My PVCs are also set to RWX.

(attachments)

troubleshooting_replica_Increase.txt (52.6 KB)

Hello,
It sounds like the project’s PVC may be the culprit. Project persistence is not required. When the pods come back up they will pull your projects anew from SCM. Perhaps try reconfiguring this to not require project persistence and see if that helps. Please let us know if it does.

This does sound like it may be a bug with the project’s persistence feature. Is there an issue associated with this report?

-AWX Team

Thank you for the suggestion!

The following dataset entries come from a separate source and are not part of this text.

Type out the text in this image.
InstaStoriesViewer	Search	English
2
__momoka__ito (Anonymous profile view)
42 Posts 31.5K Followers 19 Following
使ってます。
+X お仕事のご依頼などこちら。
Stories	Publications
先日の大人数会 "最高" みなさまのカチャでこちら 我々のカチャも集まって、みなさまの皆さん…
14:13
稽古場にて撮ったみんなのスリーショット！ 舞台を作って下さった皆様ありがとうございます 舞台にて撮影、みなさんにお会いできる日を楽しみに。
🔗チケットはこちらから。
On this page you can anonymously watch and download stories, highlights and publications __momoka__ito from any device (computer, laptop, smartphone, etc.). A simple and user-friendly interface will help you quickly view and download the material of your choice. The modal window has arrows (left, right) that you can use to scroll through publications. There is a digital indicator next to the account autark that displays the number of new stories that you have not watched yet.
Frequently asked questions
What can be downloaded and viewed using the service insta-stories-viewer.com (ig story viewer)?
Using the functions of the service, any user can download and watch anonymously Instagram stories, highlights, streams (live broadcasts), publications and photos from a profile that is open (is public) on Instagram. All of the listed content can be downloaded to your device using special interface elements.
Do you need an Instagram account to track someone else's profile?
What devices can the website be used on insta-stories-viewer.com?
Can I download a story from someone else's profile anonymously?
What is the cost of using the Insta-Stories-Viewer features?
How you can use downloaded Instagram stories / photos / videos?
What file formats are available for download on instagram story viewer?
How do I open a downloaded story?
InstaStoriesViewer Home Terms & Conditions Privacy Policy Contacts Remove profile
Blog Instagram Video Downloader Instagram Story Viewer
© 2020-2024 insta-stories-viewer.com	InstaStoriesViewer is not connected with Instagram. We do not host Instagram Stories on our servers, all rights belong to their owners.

I will give this a go in the morning and will report back.

Changing project persistence to false did the trick. I now have two instance deployed and both are reporting healthy when looking at them from within the AWX GUI.

The only thing I am seeing now is that the PVC for the Postgres pod is complaining about a failed mount:

Warning FailedMount 60s (x487 over 16h) kubelet MountVolume.MountDevice failed for volume “pvc-790c4558-4718-4a5f-93ac-df7fa8383988” : rpc error: code = FailedPrecondition desc = volume pvc-790c4558-4718-4a5f-93ac-df7fa8383988 requires shared access but is not marked for shared use

I don’t seem to be seeing any adverse affects from the above. The GUI is still accessible, controlplane jobs have ran on both instances. Normal jobs being executed in the default ContainerGroup are working just fine.

Do I just ignore this or is something just waiting to leap out and bite me?

Thank you for the help!

yeah probably can ignore the warning. wondering what “kubectl describe pvc/pvc-790c4558-4718-4a5f-93ac-df7fa8383988” returns? what is this pvc intended for?

This is the postgres-13 PVC.

There are no events when I look under the describe for both the PV and the PVC.

PVC and PV output attached.

(attachments)

PVC_Troubleshooting.txt (2.01 KB)

although benign, the warning might be something we wish to fix. would you mind opening an issue in awx-operator for this? thanks!

AWX Team